The average user might be the touted as the main beneficiary of these “improvements”, with the available structure crumbling under their feet while they are forced to keep move ahead. We need to learn about creating better passwords, identifying fraud to a point that surpasses the knowledge of many ITSec people, and protect ourselves, when even governments and corporations are failing. The marketing far exceeds the product.
The average internet user has no say. Only the ones paying the registration fee have any rights, regardless of being an upstanding citizen or a criminal.
No one asks how much of what we see today online is paid with stolen money; from fake accounts registered on paid dating sites with stolen credit cards to promotional ads on a social platform or in a search engine results. Nor what is real or what is fake, with very few caring enough to do something about it.
An online identity is only a few bucks away, regardless of the purpose for which the identity is created.
Online fraud is not possible without an online infrastructure created to support and perpetrate the fraud: fake websites, VIP numbers, promotional ads, email addresses.

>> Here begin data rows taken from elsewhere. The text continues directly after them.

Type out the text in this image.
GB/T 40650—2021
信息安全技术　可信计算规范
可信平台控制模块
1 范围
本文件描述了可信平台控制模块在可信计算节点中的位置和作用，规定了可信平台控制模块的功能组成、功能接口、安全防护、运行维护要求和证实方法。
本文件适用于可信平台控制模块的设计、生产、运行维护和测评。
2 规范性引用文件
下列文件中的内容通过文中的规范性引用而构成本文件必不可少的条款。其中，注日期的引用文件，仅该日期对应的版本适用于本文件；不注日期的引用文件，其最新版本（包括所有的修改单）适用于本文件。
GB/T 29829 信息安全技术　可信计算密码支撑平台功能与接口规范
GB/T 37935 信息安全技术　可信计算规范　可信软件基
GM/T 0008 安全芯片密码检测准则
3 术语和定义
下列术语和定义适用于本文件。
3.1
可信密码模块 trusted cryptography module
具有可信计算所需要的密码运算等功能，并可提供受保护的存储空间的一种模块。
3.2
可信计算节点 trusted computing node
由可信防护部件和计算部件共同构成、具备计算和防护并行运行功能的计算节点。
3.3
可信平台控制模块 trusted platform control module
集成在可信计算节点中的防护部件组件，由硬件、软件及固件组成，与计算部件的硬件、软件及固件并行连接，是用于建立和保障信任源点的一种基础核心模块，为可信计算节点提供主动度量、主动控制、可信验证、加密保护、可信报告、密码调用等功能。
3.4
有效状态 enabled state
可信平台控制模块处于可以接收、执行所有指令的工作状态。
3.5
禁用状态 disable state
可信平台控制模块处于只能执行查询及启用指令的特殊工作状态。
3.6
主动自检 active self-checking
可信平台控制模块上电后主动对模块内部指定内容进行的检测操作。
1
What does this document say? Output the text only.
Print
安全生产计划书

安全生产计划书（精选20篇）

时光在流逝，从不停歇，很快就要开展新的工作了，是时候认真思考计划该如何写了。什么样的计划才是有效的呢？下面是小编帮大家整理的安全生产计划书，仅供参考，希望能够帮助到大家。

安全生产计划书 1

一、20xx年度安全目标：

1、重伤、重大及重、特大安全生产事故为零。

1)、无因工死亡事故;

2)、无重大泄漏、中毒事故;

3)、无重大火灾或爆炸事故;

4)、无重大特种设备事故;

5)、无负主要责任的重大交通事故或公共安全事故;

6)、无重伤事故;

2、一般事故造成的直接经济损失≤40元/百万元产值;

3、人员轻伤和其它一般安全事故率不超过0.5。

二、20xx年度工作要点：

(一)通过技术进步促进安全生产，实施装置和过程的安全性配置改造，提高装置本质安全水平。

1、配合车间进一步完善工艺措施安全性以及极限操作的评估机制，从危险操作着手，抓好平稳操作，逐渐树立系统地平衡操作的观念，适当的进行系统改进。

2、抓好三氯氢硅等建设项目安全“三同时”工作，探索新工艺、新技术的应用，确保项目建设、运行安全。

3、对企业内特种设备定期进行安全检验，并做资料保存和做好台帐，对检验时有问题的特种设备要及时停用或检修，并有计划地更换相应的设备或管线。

We, the ones still stupidly believing that the Internet is a “free for all dream”, are not the Internet clients. We are the targets. Many of the “good” clients are the fraudsters paying for their fake websites, having their fake sites heavily promoted in the search engine results and on social platforms, protected by a system created to protect us, but hijacked to shield them.
There were ways to identify a fraudster and act against the fraud. Now, everything is covered in a blanket protection, hiding fraudsters and innocents alike, with the main difference being that innocents have nothing to hide but most to lose.
There were functional reporting systems in place to stop abuse.
Most of these are gone now; all that is left is excuses about why nothing can be done. Everyone is passing the responsibility to someone else in turn – consumer protection seems to be a snake eating itself.
Do we need to wait until there is nothing more left to steal or can we do something about it before that happens?